= UK Protected Persons Service =

Service of the UK government

The UK Protected Persons Service (UKPPS) is a service provided by the government of the United Kingdom that provides personal protection to people at risk of serious harm, such as those requiring witness protection or at threat from domestic abuse, honour-based violence, or organised crime.

The service can protect people via actions such as giving people new identities and homes. The service can relocate people within the United Kingdom, but in some instances will relocate people internationally. Protected people who enter the service have access to a psychologist, despite this, being in the service can have a "devastating psychological impact". The service is voluntary, as people must agree to be protected by the service.
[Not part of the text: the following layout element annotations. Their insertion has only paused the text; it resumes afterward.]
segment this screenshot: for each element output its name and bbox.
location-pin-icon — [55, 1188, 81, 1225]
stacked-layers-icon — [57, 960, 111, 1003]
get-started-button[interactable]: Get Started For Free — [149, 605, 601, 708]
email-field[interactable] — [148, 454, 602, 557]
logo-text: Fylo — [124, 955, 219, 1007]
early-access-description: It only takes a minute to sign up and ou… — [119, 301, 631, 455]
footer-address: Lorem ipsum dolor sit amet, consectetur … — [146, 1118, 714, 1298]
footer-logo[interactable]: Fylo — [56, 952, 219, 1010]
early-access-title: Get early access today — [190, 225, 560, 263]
The UKPPS was set up in 2013, and is a national service led by the National Crime Agency which had regional units. Police Scotland, Police Service of Northern Ireland and the Metropolitan Police had their own units, but worked in close alignment with the UKPPS. The UKPPS was reorganised in 2019, with regional units coming under centralised control within the National Crime Agency.

The service is also responsible for national standards, co-ordinating across existing services, encouraging knowledge sharing about protection services across police forces and improving local services and accountability.

In 2014, the service provided protection for around 3000 people at a cost of approximately £20 million per year. By 2025, the service was still providing protection for 3000 people. Protection can be removed from people who do not cooperate fully with the service.

Examples of people who have been protected by such services in the UK include witnesses of gun and gang crimes dealt with by Operation Trident and witnesses to the murder of Rhys Jones.

Section 4 of the Serious Organised Crime and Police Act 2005 makes provision for witness protection services.